Question

In a car lift used in a service station, compressed air exerts a force on a small piston that has a circular cross section and a radius of 5.00 cm. The pressure is transmitted by a liquid to a piston that has a radius of 15.0 cm. a) What force must the compressed air exert to lift a car weighing 13,300N? b) What air pressure produces this force?
Answer: a) 1.48 x 103 N b) 1.88 x 105 Pa

How do you show the work on this?

Answer 1

Answer:

a) F₁ = 1.48 x 10³ N

b) P = 1.88*10⁵ Pa

c) The work  is equal in both pistons

Explanation:

Pascal´s Principle can be applied in the hydraulic press:

If we apply a small force (F₁) on a small area piston (A₁), then, a pressure (P) is generated that is transmitted equally to all the particles of the liquid until it reaches a larger area piston and therefore a force (F₂) can be exerted that is proportional to the area(A₂) of the piston.
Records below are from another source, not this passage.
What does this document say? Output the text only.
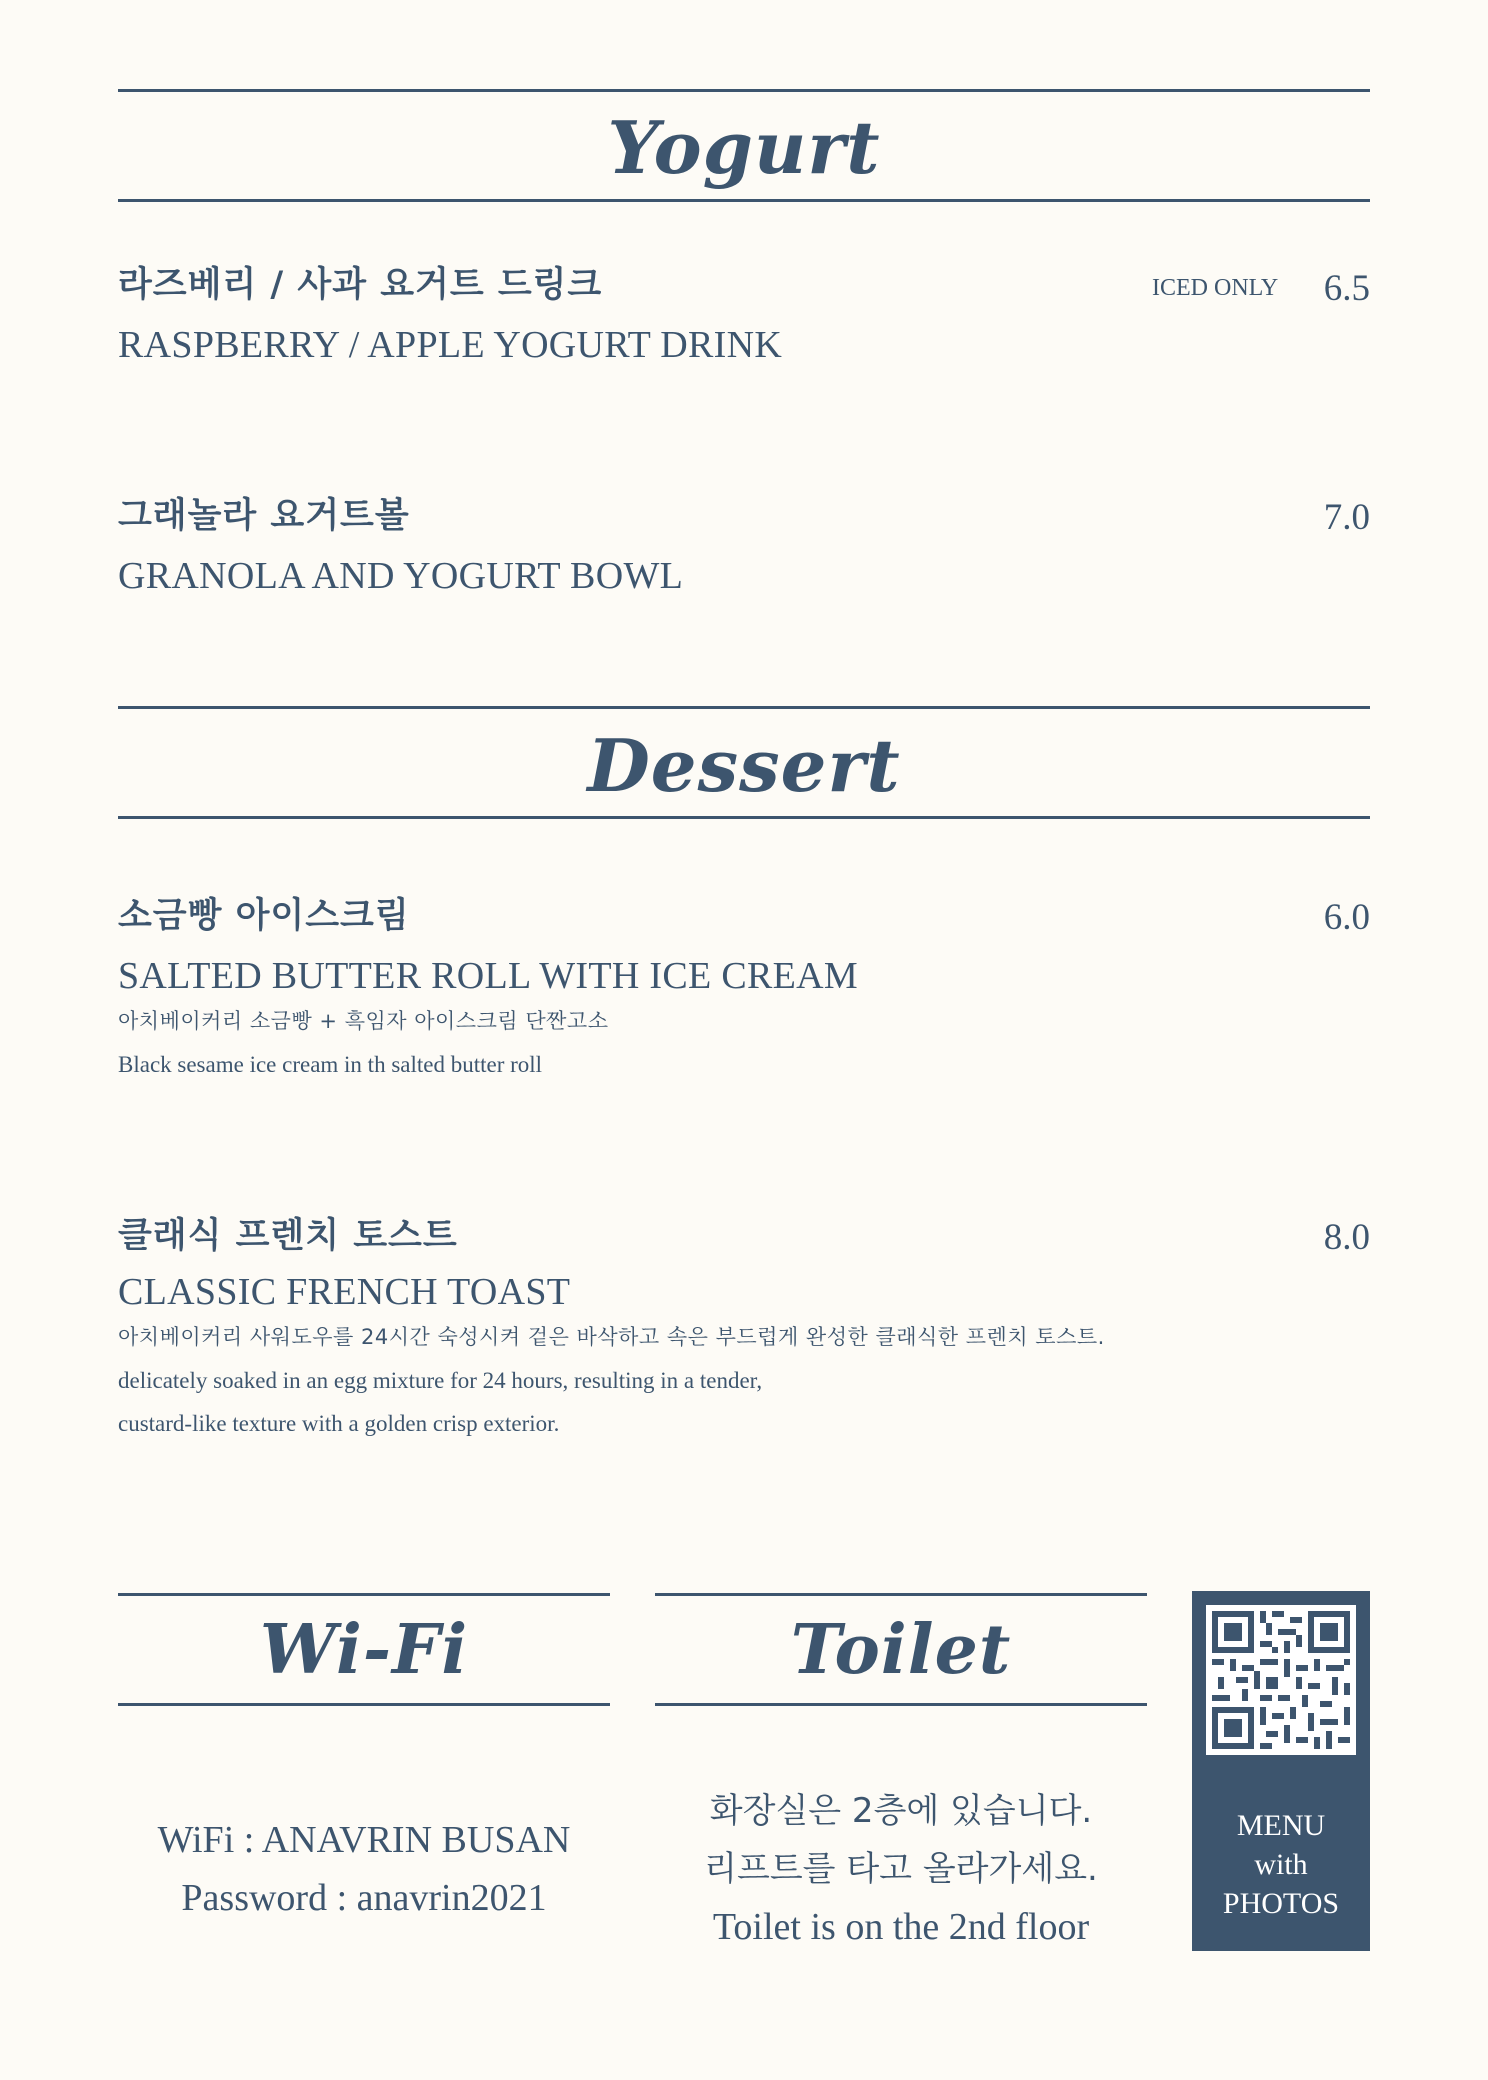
Yogurt
라즈베리 / 사과 요거트 드링크
RASPBERRY / APPLE YOGURT DRINK
ICED ONLY 6.5
그래놀라 요거트볼
GRANOLA AND YOGURT BOWL
7.0
Dessert
소금빵 아이스크림
SALTED BUTTER ROLL WITH ICE CREAM
아치베이커리 소금빵 + 흑임자 아이스크림 단짠고소
Black sesame ice cream in th salted butter roll
6.0
클래식 프렌치 토스트
CLASSIC FRENCH TOAST
아치베이커리 사워도우를 24시간 숙성시켜 겉은 바삭하고 속은 부드럽게 완성한 클래식한 프렌치 토스트.
delicately soaked in an egg mixture for 24 hours, resulting in a tender,
custard-like texture with a golden crisp exterior.
8.0
Wi-Fi
WiFi : ANAVRIN BUSAN
Password : anavrin2021
Toilet
화장실은 2층에 있습니다.
리프트를 타고 올라가세요.
Toilet is on the 2nd floor
MENU
with
PHOTOS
Pressure is defined as the force per unit area:

$P=\frac{F}{A}$  Formula (1)

P₁=P₂

$\frac{F_{1} }{A_{1} } =\frac{F_{2} }{A_{2} }$ Formula (2)

Data

r₁= 5 cm = 0.05 m

r₂= 15 cm = 0.15 m

F₂=  13300N

Area of the pistons (A₁,A₂)

A=π*r² : Area of the circle

A₁ = π*(0.05)²=7.85*10⁻³ m²

A₂= π*(0.15)²= 70.69*10⁻³ m²

a) Force that compressed air must exert to lift a car weighing 13300 N

We replace data in the formula (2)

$\frac{F_{1} }{A_{1} } =\frac{F_{2} }{A_{2} }$

$F_{1} = \frac{13300*7.85*10^{-3} }{70.69*10^{-3} }$

F₁ =  1.48 x 10³ N

b) Air pressure produced by F₁

We replace data in the formula (1)

$P=\frac{F}{A}$

F₁ =  1.48 x 10³ N , A₁ = 7.85*10⁻³ m²

$P=\frac{1.48*10^{3} }{7.85*10^{-3} }$

P= 1.88*10⁵ Pa

c)The volume of liquid displaced by the small piston is distributed in a thin layer on the large piston, so that the product of the force by the displacement (the work) is equal in both pistons.